# Clutch Problems



## catwell (Dec 13, 2008)

I just recently installed a 2005 GTO LS2 / 6sp in my 1967 GTO Convertible. We are trying to work all of the bugs out of the conversion. One problem i am having is with the Clutch. Over the course of 200-250 miles of test runs, the clutch has slipped several times. While accelerating in a high gear, it will start to slip, but if I pump the clutch one time it grabs again and works fine. There is no pattern to the slipage except that every time it starts, a single pump of the clutch will correct it.

Any ideas?


----------



## jpalamar (Jul 22, 2008)

Bleed it. Maybe look into SS lines if your going to run it hard. Maybe also a bad slave or something.

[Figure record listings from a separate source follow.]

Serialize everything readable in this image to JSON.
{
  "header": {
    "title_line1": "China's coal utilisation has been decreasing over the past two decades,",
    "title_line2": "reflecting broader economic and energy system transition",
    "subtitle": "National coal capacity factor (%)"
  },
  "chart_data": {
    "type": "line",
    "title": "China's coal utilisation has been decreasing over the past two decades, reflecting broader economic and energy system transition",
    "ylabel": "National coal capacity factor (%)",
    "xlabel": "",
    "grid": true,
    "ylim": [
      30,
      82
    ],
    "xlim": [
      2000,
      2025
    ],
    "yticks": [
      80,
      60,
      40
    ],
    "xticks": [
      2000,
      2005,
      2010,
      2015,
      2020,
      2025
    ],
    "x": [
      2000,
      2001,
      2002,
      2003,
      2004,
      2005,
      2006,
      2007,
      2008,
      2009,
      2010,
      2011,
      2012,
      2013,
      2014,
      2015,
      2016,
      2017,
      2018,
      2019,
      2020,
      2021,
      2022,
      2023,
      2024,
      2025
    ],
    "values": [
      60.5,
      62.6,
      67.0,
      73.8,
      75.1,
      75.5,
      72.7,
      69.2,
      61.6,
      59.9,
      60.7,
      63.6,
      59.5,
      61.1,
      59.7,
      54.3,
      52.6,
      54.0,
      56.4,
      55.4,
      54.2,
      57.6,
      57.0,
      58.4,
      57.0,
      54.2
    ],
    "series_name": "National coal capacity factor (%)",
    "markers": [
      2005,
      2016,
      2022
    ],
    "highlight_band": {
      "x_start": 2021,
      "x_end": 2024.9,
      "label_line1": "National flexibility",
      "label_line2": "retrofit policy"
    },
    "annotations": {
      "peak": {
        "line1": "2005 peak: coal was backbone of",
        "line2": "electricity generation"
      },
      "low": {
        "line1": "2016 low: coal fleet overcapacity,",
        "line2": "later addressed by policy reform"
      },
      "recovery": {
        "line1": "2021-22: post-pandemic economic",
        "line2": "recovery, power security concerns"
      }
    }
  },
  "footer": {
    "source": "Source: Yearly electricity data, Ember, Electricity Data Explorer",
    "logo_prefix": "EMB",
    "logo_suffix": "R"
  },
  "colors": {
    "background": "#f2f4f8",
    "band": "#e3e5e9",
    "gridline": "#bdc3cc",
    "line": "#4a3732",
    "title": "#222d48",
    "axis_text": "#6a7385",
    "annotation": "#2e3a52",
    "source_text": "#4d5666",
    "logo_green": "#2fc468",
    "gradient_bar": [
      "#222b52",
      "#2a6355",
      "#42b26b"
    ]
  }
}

Is it the stock clutch, new or used?


----------



## Rukee (Feb 8, 2007)

Check that the clutch pedel rod to the master cyl is out completely when your foot is off the clutch. If the cars clutch pedal is slightly holding the master down, that could explain it as most master cyl's have a bleed off currcut when the pedal is up.


----------



## GM4life (Mar 18, 2007)

Bleed the system.


----------



## catwell (Dec 13, 2008)

Thanks. I bought the engine / tranny with 30K miles on it so I assume it is stock. Hopefully the fix is as simple as bleeding it.


----------